In particular I plan on moving from a simple usize index approach to a Generational Arena approach, where each element is indexed by both a usize and u64 indicating which insert operation was responsible for them.
Since reallocating faces particular challenges in this data structure, this would allow me to recycle empty indices and relax restictions on adding and removing elements without running into the ABA problem.
For example, the implementation might look similar to the crate generational-arena, however I will probably do it a little differently on the inside.
Other possible future additions may include:
[x] Single-thread safe Prison<T>
[ ] Multi-thread safe AtomicPrison<T>
[ ] ? Single standalone value version, JailCell<T>
[ ] ? Multi-thread safe standalone value version, AtomicJailCell<T>
[ ] ? Completely unchecked and unsafe version UnPrison<T>
[ ] ??? Multi-thread ~~safe~~ unsafe version AtomicUnPrison<T>
This crate is on crates.io The repo is on github Feel free to leave feedback!

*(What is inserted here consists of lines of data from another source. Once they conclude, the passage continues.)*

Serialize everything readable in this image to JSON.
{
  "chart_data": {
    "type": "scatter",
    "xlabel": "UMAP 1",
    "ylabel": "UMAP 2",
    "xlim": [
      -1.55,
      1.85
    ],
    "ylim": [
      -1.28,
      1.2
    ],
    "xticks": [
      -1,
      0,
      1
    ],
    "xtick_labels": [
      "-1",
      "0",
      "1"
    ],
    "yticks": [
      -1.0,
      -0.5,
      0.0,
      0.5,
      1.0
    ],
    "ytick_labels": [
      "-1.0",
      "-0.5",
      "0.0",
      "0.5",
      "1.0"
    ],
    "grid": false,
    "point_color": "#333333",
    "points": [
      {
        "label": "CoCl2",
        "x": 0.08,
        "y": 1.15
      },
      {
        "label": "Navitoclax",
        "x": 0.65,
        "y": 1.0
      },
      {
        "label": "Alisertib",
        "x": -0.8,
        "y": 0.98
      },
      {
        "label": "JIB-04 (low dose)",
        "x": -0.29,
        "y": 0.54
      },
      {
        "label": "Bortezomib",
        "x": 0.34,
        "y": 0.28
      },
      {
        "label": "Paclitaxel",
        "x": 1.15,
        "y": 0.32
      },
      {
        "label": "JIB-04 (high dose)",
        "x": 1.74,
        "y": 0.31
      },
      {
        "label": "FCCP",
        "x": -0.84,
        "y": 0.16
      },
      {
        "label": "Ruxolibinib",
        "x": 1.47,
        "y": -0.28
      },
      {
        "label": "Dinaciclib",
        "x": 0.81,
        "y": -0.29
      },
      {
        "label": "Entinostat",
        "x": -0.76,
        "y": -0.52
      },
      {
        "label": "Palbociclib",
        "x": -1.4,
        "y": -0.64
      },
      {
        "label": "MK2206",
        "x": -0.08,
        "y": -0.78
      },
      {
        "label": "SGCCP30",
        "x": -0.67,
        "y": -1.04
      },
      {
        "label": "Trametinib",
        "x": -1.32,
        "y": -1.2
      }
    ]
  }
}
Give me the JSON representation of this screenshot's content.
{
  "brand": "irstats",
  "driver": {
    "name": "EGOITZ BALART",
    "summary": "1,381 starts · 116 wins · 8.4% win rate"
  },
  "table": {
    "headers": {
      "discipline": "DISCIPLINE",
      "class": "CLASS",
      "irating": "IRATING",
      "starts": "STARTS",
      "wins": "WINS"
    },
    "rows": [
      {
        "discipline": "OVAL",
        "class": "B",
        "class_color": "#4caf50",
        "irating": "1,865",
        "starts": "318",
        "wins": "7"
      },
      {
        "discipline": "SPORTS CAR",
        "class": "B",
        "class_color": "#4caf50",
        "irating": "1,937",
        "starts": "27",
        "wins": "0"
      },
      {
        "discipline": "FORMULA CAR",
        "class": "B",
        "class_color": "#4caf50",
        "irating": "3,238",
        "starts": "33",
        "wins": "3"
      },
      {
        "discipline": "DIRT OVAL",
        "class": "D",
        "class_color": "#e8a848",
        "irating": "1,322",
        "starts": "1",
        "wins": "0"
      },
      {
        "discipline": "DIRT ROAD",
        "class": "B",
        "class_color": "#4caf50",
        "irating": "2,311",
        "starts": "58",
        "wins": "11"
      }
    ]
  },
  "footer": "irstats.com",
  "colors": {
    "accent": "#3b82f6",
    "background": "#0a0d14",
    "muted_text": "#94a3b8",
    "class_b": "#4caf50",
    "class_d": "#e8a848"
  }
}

If you can give me concrete examples that definitely violate memory-safety, meaning that the provided mutable references can be made to point to invalid/illegal memory (without the use of additional unsafe :P), or otherwise cause unsafe conditions (for example changing an expected enum variant to another where the compiler doesn't expect it to be possible), I'd love to fix, further restrict, or rethink the crate entirely.